Electrically tunable multiple Dirac cones in thin films of the (LaO)2(SbSe2)2 family of materials

• Published in: Nature communications Vol. 6; no. 1; p. 8517
• Main Authors: Dong, Xiao-Yu, Wang, Jian-Feng, Zhang, Rui-Xing, Duan, Wen-Hui, Zhu, Bang-Fen, Sofo, Jorge O., Liu, Chao-Xing
• Format: Journal Article
• Language: English
• Published: London Nature Publishing Group UK 13.10.2015; Nature Publishing Group
• Subjects: 639/766/119/544; 639/766/419/1133; Anisotropy; Condensed matter physics; Cones; Electric fields; Electronic devices; Electronic equipment; First principles; Graphene; Humanities and Social Sciences; multidisciplinary; Physics; Quantum Hall effect; Science; Science (multidisciplinary); Spin-orbit interactions; Stability; Thin films; Topological insulators
• ISSN: 2041-1723; 2041-1723
• DOI: 10.1038/ncomms9517

Two-dimensional Dirac physics has aroused great interests in condensed matter physics ever since the discovery of graphene and topological insulators.
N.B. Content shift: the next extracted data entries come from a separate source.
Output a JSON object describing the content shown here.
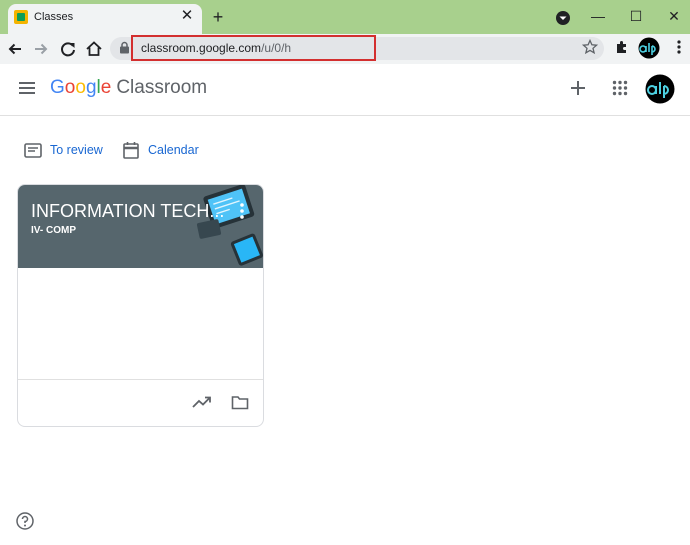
{
  "browser": {
    "tab_title": "Classes",
    "tab_close": "✕",
    "new_tab": "+",
    "window_controls": {
      "minimize": "—",
      "maximize": "☐",
      "close": "✕"
    },
    "url_host": "classroom.google.com",
    "url_path": "/u/0/h"
  },
  "header": {
    "logo_letters": [
      "G",
      "o",
      "o",
      "g",
      "l",
      "e"
    ],
    "product": "Classroom"
  },
  "nav": {
    "to_review": "To review",
    "calendar": "Calendar"
  },
  "card": {
    "title": "INFORMATION TECH...",
    "section": "IV- COMP"
  },
  "colors": {
    "accent": "#1967d2",
    "titlebar": "#a8d08d",
    "card_banner": "#56666d",
    "highlight": "#d32f2f"
  }
}
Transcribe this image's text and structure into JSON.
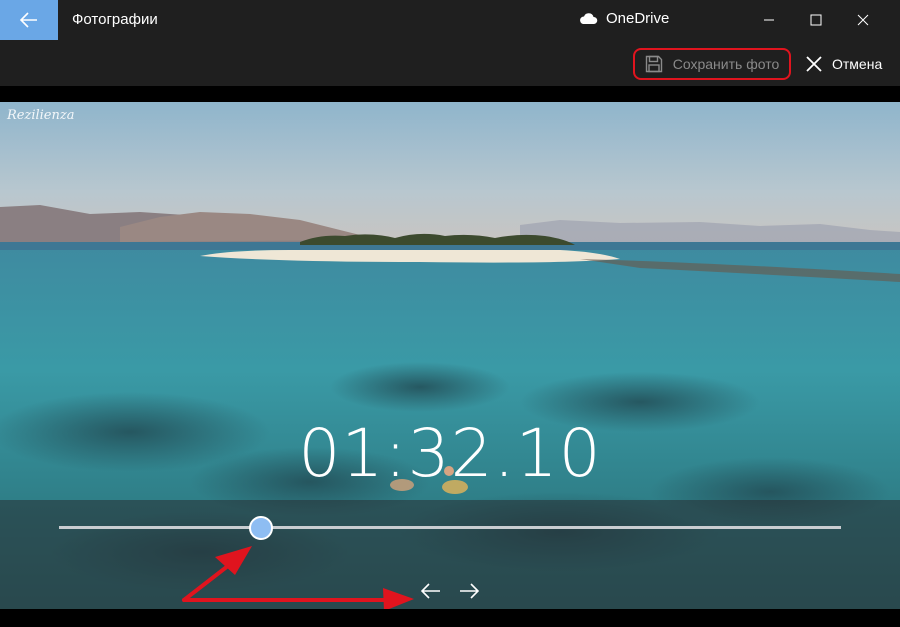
{
  "window": {
    "title": "Фотографии",
    "cloud_label": "OneDrive",
    "icons": {
      "back": "back-arrow-icon",
      "cloud": "cloud-icon",
      "minimize": "minimize-icon",
      "maximize": "maximize-icon",
      "close": "close-icon"
    }
  },
  "toolbar": {
    "save_label": "Сохранить фото",
    "cancel_label": "Отмена",
    "save_icon": "floppy-disk-icon",
    "cancel_icon": "close-x-icon"
  },
  "video": {
    "watermark": "Rezilienza",
    "timecode": "01:32.10",
    "position_fraction": 0.258
  },
  "controls": {
    "prev_icon": "arrow-left-icon",
    "next_icon": "arrow-right-icon"
  },
  "colors": {
    "accent": "#6aa7e6",
    "highlight": "#e0141e",
    "thumb": "#8ebdf2"
  }
}
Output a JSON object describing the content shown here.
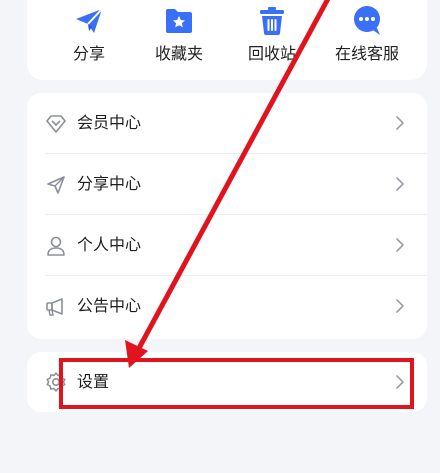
{
  "quick_actions": [
    {
      "label": "分享",
      "icon": "share-paper-plane-icon"
    },
    {
      "label": "收藏夹",
      "icon": "favorites-folder-icon"
    },
    {
      "label": "回收站",
      "icon": "recycle-bin-icon"
    },
    {
      "label": "在线客服",
      "icon": "online-service-chat-icon"
    }
  ],
  "menu": {
    "items": [
      {
        "label": "会员中心",
        "icon": "member-diamond-icon"
      },
      {
        "label": "分享中心",
        "icon": "share-plane-outline-icon"
      },
      {
        "label": "个人中心",
        "icon": "person-icon"
      },
      {
        "label": "公告中心",
        "icon": "megaphone-icon"
      }
    ]
  },
  "settings": {
    "label": "设置",
    "icon": "gear-icon"
  },
  "colors": {
    "accent": "#3a6ff7",
    "annotation": "#e0141e",
    "icon_gray": "#8a8f99"
  }
}
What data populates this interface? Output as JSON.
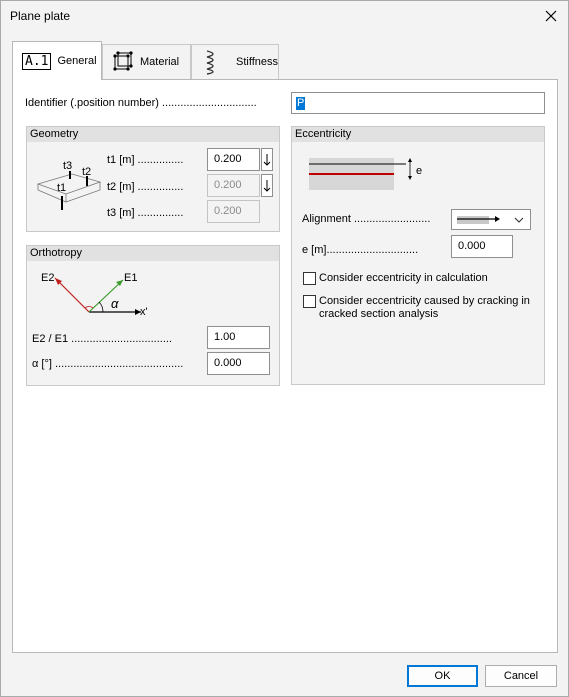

The ability to control the properties of Dirac cones, such as bandgap and Fermi velocity, is essential for various new phenomena and the next-generation electronic devices. On the basis of first-principles calculations and an analytical effective model, we propose a new Dirac system with eight Dirac cones in thin films of the (LaO) 2 (SbSe 2 ) 2 family of materials, which has the advantage in its tunability: the existence of gapless Dirac cones, their positions, Fermi velocities and anisotropy all can be controlled by an experimentally feasible electric field. We identify layer-dependent spin texture induced by spin–orbit coupling as the underlying physical reason for electrical tunability of this system. Furthermore, the electrically tunable quantum anomalous Hall effect with a high Chern number can be realized by introducing magnetization into this system. The ability to electrically control Dirac cones is essential for exploring the physics and applications of Dirac materials. Here, the authors combine ab initio calculations and analytical models to predict that (LaO) 2 (SbSe 2 ) 2 is a Dirac material with multiple electrically-tunable Dirac cones.